The broker used a Monte Carlo briefing and cyber risk report to note a divergence of appetites between reinsurers comfortable with first party short tail risks and third party long tail risks.
Lockton Re hosted a Monte Carlo RVS briefing to highlight the need for cyber insurance product clarity and to simplify cyber reinsurance.
The reinsurance broker launched a new report “The All Risk Cyber (ARC) Challenge: An Assessment to Simplify Cyber Reinsurance”.
The report focuses on the problem of cyber insurance products commingling distinct first and third party risks, as well as systemic risks.
“The current market suffers from a finite supply of reinsurance capacity and a key reason for this is the divergence of appetite between reinsurers comfortable with short tail first party and long tail third party risks,” said Patrick Bousfield, a senior Lockton Re broker in Bermuda and chair of the Lockton Cyber Centre.

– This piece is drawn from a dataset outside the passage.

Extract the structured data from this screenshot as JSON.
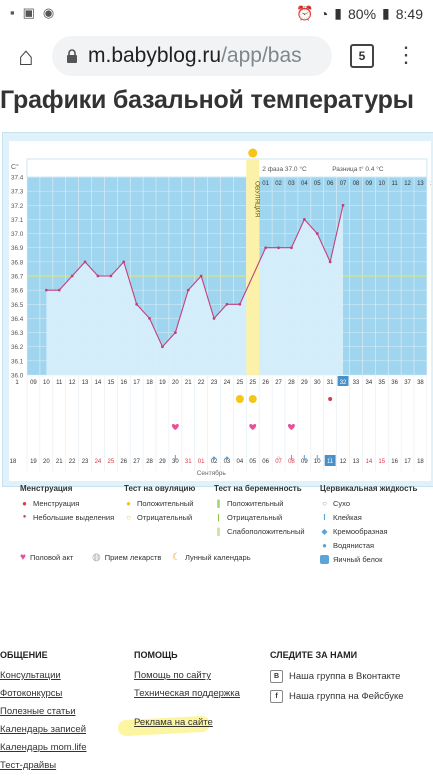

The cyber market continues to mature and grow dramatically, the broker’s report noted.
However, the global “all risk aggregate” reinsurance product continues to trail capacity demand and limits the cyber market’s access to the wider specialised reinsurance market.
The report outlined a number of the benefits to breaking the peril into requisite parts, with a particular focus on the differences in how first party and third party risks are handled in the insurance value chain.
Demand for good quality data is another focus, the broker emphasised. This approach can potentially improve the access to capital and expertise as well as the handling of potential claims and the related tail risk development in Cyber.
Oliver Brew, London cyber practice leader, Lockton Re, said: “Separating first party cyber reinsurance where possible can increase participation, making it easier to build new capacity aligned with varied reinsurance appetites.
“It’s important to remember that the specialisation within reinsurance enables the separate perils to be treated differently by distinct parts of the market,” he added.
Separating first and third party risk for reinsurance purposes allows clients to utilise two pools of intellectual knowledge and reinsurance capacity aggregate, the broker said.
Crucially, this would allow access to more capital, the intermediary suggested, because the standalone cyber divisions and the professional lines divisions of reinsurance companies have separate loss development profiles and are established to support independent assessment.
The reinsurance broker suggested it had already seen the benefit of this approach with some key market participants.
Brew said: “Insurance carriers can also have open and frank conversations with insurance buyers and brokers about the impact that risk controls have on the first party and third party pricing for the original business.”
This product clarity could also make it easier to package and trade Cyber risks in the secondary and alternative market, encouraging more capital to participate in the market.
Bousfield added: “The narrower reinsurance coverage means less tail risk uncertainty making it easier for additional capacity.
“When the risk is as dynamic as cyber, man-made in nature and thus rapidly changing, insurance policies and associated risk mitigation is forever catching up with reality, but this is a real opportunity to get ahead and push the industry forward.”